It was a good day for the local tech scene yesterday as Internet giant Google announced plans to open a local office and a tech-focused economic development group reported an uptick in technology jobs in the latest fiscal year.
Amid food and fanfare, Google representatives joined officials from the state, Allegheny County and Carnegie Mellon University at noon to mark the Silicon Valley firm's plan to set up a research and development operation near CMU's campus.
Earlier in the morning, North Side-based Technology Collaborative, a public and privately funded tech advocacy group, reported that 50 information technology and robotics firms and organizations that are members added 304 jobs in the 12 months ended in June, the biggest increase in four years.
Google said its operation will be headed by Andrew Moore, 40, a CMU computer science and robotics professor who chairs a lab that tracks data patterns. An office site has yet to be chosen, though state officials had suggested it could end up in the Collaborative Innovation Center on CMU's campus.
The search engine giant decided to open a Pittsburgh outpost after approaching several CMU researchers and graduates who were interested in working for the company but were loathe to leave Pittsburgh, said Craig Nevill-Manning, the director of Google's New York City-based Engineering Center.
"The response [always] was, 'I really like living in Pittsburgh,' " he said. "If we were gonna hire these people, we'd have to open an office here."
But Dr. Nevill-Manning hedged when asked specifically how many jobs Google plans to fill in the local operation, though he indicated that as many as 100 could be hired over the next few years. Software engineers initially are being hired, according to the company's Web site.
Once Google settles on how many positions it plans to fill, it could be in line for a financial incentive package from the state and county, state Secretary of Community and Economic Development Dennis Yablonsky said.
Several details have yet to be ironed out, including which projects the local office will focus on. Dr. Moore noted that the projects will be "influenced by the people we hire."
Local work potentially could involve "Google Books," a database of digitized published work that Google recently launched, and "Google Q&A," a digital encyclopedia of sorts in which consumers can ask a question and have it answered using the Web's vast resources, said Dr. Nevill-Manning.
Google already counts 50 CMU alumni among its staff at offices around the world.
The university ranks among the country's top engineering and computer science schools, and has affiliations with Intel Corp. and Apple Computer Inc., both of which have offices in the Collaborative Innovation Center on the slopes of Panther Hollow off Forbes Avenue.
Google's announcement reflects another notch in the belt for local research institutions, particularly CMU and Pitt, that have been pushing to attract more investments in industries that promise to be future job generators.
That effort is being supported by the Technology Collaborative, formed with the past year's merger of the Pittsburgh Digital Greenhouse and the Robotics Foundry.
The collaborative said its member firms created a net 304 local jobs in fiscal 2005, mostly from start-up firms. That's up from just 77 new jobs in the prior 12 months and 439 jobs that were lost in fiscal 2003, when the sting of the dot.com bust was still being felt.
Overall, the group said it has spawned some 609 jobs since 2000, mostly from the efforts of the former Digital Greenhouse, which ran education and business development programs for fledgling companies.

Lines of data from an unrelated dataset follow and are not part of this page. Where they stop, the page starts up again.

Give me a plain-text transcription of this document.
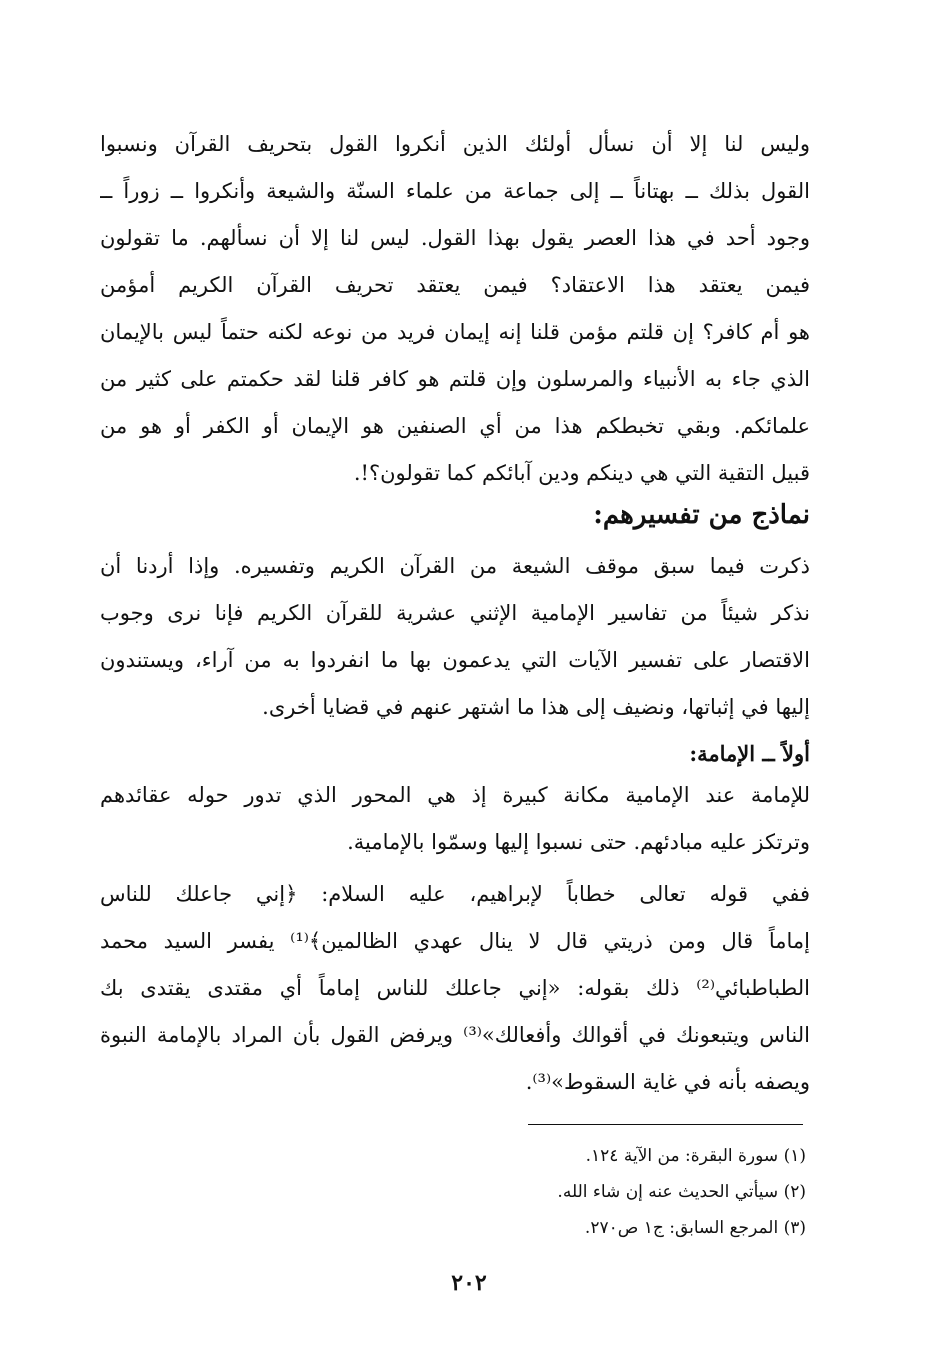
وليس لنا إلا أن نسأل أولئك الذين أنكروا القول بتحريف القرآن ونسبوا
القول بذلك ــ بهتاناً ــ إلى جماعة من علماء السنّة والشيعة وأنكروا ــ زوراً ــ
وجود أحد في هذا العصر يقول بهذا القول. ليس لنا إلا أن نسألهم. ما تقولون
فيمن يعتقد هذا الاعتقاد؟ فيمن يعتقد تحريف القرآن الكريم أمؤمن
هو أم كافر؟ إن قلتم مؤمن قلنا إنه إيمان فريد من نوعه لكنه حتماً ليس بالإيمان
الذي جاء به الأنبياء والمرسلون وإن قلتم هو كافر قلنا لقد حكمتم على كثير من
علمائكم. وبقي تخبطكم هذا من أي الصنفين هو الإيمان أو الكفر أو هو من
قبيل التقية التي هي دينكم ودين آبائكم كما تقولون؟!.
نماذج من تفسيرهم:
ذكرت فيما سبق موقف الشيعة من القرآن الكريم وتفسيره. وإذا أردنا أن
نذكر شيئاً من تفاسير الإمامية الإثني عشرية للقرآن الكريم فإنا نرى وجوب
الاقتصار على تفسير الآيات التي يدعمون بها ما انفردوا به من آراء، ويستندون
إليها في إثباتها، ونضيف إلى هذا ما اشتهر عنهم في قضايا أخرى.
أولاً ــ الإمامة:
للإمامة عند الإمامية مكانة كبيرة إذ هي المحور الذي تدور حوله عقائدهم
وترتكز عليه مبادئهم. حتى نسبوا إليها وسمّوا بالإمامية.
ففي قوله تعالى خطاباً لإبراهيم، عليه السلام: ﴿إني جاعلك للناس
إماماً قال ومن ذريتي قال لا ينال عهدي الظالمين﴾⁽¹⁾ يفسر السيد محمد
الطباطبائي⁽²⁾ ذلك بقوله: «إني جاعلك للناس إماماً أي مقتدى يقتدى بك
الناس ويتبعونك في أقوالك وأفعالك»⁽³⁾ ويرفض القول بأن المراد بالإمامة النبوة
ويصفه بأنه في غاية السقوط»⁽³⁾.
(١) سورة البقرة: من الآية ١٢٤.
(٢) سيأتي الحديث عنه إن شاء الله.
(٣) المرجع السابق: ج١ ص٢٧٠.
٢٠٢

The Robotics Foundry, abetted by the federally funded National Center for Defense Robotics that researches and develops unmanned robotic vehicles for use by the armed services, linked Defense Department dollars with local firms on defense-related projects.
Armed with a budget of $10.5 million from public and private sources, the collaborative is collectively charged with growing the region's cluster of information technology and robotics-related companies. That has proven to be slow going until the past year, said Tech Collaborative Chief Executive Officer David Ruppersberger.
"People are hiring," he said, adding that he is predicting that the IT, medical device and robotics-aided assisted-living sectors will be "a real strong suit for this region over the next five years."